Les géants du réseau commercial alertent que si ces volumes ne sont pas consommés rapidement, ils pourraient être perdus. La mobilisation des clients est vue comme essentielle pour sortir de cette crise.
Une météo éprouvante
La cause de cette situation chaotique ? Une météo atypique. Un automne et un début d'hiver anormalement doux ont favorisé une croissance rapide des légumes. Cette situation a engendré une surproduction qui dépasse largement la demande habituelle. Ce phénomène n’est pas sans précédent : il y a quelques semaines, les supermarchés étaient déjà contraints d'intervenir pour écouler le surplus de chou-fleur. Toutefois, l’urgence est encore plus prononcée pour les poireaux, nécessitant une vente immédiate avant qu'ils ne deviennent périssables.
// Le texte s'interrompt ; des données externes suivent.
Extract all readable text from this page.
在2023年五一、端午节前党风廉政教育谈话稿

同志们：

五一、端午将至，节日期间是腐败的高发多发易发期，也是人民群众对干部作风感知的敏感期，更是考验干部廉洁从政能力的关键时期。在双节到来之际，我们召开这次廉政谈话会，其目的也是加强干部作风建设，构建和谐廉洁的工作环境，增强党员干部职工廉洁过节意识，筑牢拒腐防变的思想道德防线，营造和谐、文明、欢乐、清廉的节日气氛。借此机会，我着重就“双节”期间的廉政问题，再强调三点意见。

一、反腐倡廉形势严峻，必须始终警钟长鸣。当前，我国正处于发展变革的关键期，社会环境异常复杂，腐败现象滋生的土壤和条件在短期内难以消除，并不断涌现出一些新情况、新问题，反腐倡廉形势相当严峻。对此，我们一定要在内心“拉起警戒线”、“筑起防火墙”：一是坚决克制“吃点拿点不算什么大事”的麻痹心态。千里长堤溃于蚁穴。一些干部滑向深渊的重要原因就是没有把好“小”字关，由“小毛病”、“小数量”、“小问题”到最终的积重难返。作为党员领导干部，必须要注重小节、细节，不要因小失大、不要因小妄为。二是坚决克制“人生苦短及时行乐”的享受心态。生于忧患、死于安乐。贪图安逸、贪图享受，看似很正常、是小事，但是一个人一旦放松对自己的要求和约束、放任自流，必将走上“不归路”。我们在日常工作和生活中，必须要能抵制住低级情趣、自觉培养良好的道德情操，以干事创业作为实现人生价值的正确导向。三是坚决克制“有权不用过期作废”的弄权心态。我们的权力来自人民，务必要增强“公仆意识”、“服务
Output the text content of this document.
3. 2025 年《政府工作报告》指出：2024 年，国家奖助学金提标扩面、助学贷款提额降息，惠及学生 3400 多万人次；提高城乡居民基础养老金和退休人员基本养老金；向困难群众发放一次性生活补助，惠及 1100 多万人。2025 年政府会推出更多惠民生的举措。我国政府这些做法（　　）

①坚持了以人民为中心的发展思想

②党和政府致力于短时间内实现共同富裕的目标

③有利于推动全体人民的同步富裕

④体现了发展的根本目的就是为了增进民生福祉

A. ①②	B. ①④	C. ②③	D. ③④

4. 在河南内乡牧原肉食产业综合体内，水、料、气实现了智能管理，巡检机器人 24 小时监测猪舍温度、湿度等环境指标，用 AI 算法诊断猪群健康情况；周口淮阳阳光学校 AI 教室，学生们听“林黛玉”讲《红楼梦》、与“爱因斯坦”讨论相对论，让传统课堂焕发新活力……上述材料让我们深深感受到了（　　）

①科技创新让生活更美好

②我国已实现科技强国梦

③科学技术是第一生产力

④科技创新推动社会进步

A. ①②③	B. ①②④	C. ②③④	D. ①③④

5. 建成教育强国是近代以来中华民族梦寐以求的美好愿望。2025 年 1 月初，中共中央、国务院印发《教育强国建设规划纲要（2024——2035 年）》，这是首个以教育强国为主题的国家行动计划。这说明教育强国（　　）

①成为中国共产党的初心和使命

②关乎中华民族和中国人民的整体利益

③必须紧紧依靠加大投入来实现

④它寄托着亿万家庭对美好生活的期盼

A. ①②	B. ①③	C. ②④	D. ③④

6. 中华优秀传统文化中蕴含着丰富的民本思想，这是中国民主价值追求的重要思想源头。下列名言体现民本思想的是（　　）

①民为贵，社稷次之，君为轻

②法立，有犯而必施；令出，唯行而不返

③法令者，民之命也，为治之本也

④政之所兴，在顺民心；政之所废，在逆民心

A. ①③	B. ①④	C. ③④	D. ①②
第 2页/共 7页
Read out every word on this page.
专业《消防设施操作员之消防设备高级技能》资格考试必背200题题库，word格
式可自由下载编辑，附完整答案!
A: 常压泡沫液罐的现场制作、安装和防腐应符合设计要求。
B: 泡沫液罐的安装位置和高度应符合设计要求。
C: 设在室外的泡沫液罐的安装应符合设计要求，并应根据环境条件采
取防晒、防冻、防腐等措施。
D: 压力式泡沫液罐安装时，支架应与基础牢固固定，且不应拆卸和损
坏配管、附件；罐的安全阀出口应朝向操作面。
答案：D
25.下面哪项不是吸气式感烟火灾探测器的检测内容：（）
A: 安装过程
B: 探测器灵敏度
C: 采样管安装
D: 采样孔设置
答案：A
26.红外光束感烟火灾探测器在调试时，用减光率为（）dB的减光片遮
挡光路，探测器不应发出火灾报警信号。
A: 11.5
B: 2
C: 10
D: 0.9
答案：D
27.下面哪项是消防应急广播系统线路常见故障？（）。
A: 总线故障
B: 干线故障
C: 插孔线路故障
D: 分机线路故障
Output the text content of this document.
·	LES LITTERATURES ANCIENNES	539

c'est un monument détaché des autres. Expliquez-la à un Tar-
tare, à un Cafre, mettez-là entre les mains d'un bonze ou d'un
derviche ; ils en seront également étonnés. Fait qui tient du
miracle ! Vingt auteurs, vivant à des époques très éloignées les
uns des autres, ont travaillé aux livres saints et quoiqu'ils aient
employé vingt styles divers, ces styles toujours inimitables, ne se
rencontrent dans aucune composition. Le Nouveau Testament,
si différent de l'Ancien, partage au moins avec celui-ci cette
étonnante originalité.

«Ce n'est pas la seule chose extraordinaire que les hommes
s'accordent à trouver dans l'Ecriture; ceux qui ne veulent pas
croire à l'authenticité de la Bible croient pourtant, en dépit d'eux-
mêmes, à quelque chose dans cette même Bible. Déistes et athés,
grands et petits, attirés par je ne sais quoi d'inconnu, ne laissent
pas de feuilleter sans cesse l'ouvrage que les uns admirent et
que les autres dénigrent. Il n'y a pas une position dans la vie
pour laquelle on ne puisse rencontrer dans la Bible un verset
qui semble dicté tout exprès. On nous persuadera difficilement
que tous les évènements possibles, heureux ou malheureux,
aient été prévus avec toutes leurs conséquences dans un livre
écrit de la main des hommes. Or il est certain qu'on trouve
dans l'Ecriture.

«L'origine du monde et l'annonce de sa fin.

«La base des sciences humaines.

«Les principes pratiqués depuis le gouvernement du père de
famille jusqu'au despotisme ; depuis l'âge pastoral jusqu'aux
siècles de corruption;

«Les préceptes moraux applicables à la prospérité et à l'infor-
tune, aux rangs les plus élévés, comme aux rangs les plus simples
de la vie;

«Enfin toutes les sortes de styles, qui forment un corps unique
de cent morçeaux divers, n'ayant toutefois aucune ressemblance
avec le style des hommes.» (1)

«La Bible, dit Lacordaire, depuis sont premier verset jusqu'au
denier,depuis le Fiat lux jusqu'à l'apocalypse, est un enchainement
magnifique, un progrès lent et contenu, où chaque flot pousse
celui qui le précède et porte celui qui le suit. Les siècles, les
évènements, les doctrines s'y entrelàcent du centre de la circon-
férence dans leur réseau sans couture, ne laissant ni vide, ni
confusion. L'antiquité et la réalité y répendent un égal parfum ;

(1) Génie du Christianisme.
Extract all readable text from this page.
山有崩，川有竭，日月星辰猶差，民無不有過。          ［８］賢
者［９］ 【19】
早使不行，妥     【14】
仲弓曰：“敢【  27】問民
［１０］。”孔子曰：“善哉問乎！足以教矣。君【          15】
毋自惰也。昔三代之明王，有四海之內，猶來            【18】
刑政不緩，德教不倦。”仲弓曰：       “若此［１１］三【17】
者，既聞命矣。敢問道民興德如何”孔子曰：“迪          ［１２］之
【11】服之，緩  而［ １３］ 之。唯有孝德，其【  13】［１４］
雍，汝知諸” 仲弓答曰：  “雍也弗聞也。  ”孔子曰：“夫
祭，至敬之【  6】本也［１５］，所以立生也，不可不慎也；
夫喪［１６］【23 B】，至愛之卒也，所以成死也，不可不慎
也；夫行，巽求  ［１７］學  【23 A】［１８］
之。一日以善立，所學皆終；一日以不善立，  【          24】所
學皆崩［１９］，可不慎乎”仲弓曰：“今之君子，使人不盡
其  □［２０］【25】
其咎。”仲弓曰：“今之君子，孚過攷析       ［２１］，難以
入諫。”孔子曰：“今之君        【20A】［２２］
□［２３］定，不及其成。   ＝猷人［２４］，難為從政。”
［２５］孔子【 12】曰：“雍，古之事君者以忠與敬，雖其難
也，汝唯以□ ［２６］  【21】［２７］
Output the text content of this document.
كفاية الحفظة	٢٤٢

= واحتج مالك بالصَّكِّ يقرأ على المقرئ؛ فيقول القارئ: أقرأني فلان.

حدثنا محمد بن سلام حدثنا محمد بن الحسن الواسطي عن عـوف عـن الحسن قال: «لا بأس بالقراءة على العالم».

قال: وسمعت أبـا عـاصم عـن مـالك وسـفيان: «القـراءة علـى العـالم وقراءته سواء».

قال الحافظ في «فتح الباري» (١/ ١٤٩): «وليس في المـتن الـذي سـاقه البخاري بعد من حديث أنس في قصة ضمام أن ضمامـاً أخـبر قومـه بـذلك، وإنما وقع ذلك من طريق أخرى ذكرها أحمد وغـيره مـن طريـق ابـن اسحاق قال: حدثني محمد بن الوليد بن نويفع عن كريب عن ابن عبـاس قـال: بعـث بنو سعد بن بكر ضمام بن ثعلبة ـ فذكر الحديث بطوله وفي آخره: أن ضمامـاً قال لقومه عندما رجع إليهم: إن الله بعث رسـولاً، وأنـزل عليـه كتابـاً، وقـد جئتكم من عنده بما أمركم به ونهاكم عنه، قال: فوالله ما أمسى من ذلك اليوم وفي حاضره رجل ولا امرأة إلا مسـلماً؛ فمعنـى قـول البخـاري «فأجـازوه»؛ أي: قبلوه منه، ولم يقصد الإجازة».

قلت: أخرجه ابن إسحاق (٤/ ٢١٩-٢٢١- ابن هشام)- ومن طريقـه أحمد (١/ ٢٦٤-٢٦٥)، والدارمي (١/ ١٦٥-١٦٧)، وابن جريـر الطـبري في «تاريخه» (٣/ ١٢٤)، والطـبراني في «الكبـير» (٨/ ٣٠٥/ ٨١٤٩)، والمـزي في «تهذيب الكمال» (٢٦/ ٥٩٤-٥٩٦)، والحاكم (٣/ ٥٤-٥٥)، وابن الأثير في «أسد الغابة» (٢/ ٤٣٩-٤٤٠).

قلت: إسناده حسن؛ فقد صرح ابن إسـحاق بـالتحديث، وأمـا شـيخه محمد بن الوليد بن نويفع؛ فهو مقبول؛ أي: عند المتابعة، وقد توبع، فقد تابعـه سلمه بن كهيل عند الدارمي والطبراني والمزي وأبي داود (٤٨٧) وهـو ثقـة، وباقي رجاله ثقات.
Des coûts de production non couverts
Les agriculteurs, de leur côté, font face à une dure réalité. Dans des zones de production comme la Manche, les prix de vente des poireaux se sont effondrés. Fabien Biette, un producteur local, a récemment témoigné sur France Info de la chute alarmante de ses revenus : d'un tarif normal de 75 centimes le kilo, il ne perçoit aujourd'hui plus que 55 centimes. Ce montant est désormais inférieur aux coûts de production, conduisant les agriculteurs à vendre à perte. "C’est tendu, et cela ne peut pas continuer ainsi", confie-t-il, alors que les syndicats agricoles ont sonné l'alerte depuis fin 2022.
Une aide nécessaire de la grande distribution
Bien que les grandes enseignes incitent les consommateurs à acheter des poireaux, elles promettent également d'améliorer la visibilité de ces produits en magasin. Des efforts internes sont déployés pour soutenir les agriculteurs français. Cependant, l'ambiance n'est pas entièrement optimiste. Les producteurs soulignent que certaines négociations au sein de la chaîne de distribution continuent d'exiger des baisses de prix, même au cœur d'une crise. La survie de nombreux agriculteurs sera tributaire non seulement de la générosité des consommateurs, mais aussi de la capacité des distributeurs à rémunérer correctement les producteurs.